6 Responses to How to read the New Testament in Greek

  1. Bprjam September 29, 2014 at 11:21 am #

    I’ve been looking for something like this for YEARS to help me keep my rapidly decaying Greek skills. “Light on the Path” and “More Light on the Path” have been helpful, but not exactly what I’ve been looking for.

    I’m excited to give this a try.

  2. John M. Harris September 29, 2014 at 2:44 pm #

    “Keep Your Greek” by Campbell is good too. I had about 30 hours of Greek training through college and grad & post-grad work, and there’s no substitute for consistency, and anyone who thinks they “get” Greek before 5-7 years of study… no, I don’t think they do.

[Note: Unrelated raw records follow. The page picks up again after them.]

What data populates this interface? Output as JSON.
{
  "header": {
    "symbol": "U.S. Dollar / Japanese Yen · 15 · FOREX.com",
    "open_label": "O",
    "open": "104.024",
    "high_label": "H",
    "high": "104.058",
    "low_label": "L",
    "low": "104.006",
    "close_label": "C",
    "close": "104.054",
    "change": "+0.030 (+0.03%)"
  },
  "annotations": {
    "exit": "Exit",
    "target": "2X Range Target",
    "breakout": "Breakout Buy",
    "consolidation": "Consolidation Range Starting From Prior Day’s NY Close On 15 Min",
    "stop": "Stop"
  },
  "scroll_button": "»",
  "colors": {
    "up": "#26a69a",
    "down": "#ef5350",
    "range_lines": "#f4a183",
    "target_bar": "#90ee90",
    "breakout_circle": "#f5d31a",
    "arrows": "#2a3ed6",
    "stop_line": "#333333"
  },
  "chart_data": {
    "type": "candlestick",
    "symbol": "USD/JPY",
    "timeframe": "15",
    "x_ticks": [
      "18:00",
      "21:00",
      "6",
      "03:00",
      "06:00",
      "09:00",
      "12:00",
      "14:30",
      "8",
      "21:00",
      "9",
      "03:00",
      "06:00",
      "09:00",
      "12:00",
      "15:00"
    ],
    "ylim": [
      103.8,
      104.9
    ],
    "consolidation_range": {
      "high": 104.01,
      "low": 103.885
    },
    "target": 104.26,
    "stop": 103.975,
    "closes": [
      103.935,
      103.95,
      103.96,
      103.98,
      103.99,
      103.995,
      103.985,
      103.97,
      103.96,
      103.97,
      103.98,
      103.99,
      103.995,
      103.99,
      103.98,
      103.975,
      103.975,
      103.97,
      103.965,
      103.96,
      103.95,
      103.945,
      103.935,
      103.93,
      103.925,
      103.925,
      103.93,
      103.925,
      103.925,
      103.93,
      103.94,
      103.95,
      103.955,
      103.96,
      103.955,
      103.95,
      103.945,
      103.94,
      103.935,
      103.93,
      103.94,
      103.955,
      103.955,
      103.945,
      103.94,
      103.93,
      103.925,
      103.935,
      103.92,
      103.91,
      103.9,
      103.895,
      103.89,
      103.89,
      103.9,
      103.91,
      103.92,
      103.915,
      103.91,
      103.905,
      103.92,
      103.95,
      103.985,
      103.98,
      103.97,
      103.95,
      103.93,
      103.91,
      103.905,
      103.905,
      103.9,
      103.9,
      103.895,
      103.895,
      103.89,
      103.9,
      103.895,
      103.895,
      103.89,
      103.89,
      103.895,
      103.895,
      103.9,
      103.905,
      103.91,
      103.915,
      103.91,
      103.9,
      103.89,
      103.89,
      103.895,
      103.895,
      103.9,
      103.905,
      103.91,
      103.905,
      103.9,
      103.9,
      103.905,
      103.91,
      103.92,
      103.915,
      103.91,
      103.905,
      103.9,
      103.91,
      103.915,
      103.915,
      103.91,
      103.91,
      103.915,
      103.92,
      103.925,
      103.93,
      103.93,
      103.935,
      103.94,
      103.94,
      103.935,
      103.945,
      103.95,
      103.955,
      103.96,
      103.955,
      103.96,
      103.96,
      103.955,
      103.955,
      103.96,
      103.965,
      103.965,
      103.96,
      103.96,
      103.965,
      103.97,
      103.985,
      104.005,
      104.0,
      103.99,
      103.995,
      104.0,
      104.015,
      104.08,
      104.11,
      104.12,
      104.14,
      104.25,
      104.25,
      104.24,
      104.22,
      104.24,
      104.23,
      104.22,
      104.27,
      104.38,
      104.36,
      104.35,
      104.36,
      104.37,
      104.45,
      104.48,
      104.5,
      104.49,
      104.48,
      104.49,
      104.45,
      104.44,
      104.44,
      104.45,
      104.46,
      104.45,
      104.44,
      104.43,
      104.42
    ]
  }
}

  3. mvpcworshipblog September 30, 2014 at 2:20 pm #

    I’m glad that Dr. Plumber is doing this. I have also found Dan Wallace’s reading plan to be very helpful:

  4. Daryl Little October 2, 2014 at 10:17 am #

    Thanks for this link Denny. Having decided that, even at 46 years old, it’s not too late to learn to read Biblical Greek, I’m currently working through Bill Mounce’s “Basics of Biblical Greek” course.
    Just with today’s video I’ve already found the Daily Dose to be both helpful and encouraging. I’m pretty sure that the encouragement factor alone (I can follow what he’s doing and it’s making sense!) is at least as valuable as the direct help with the language.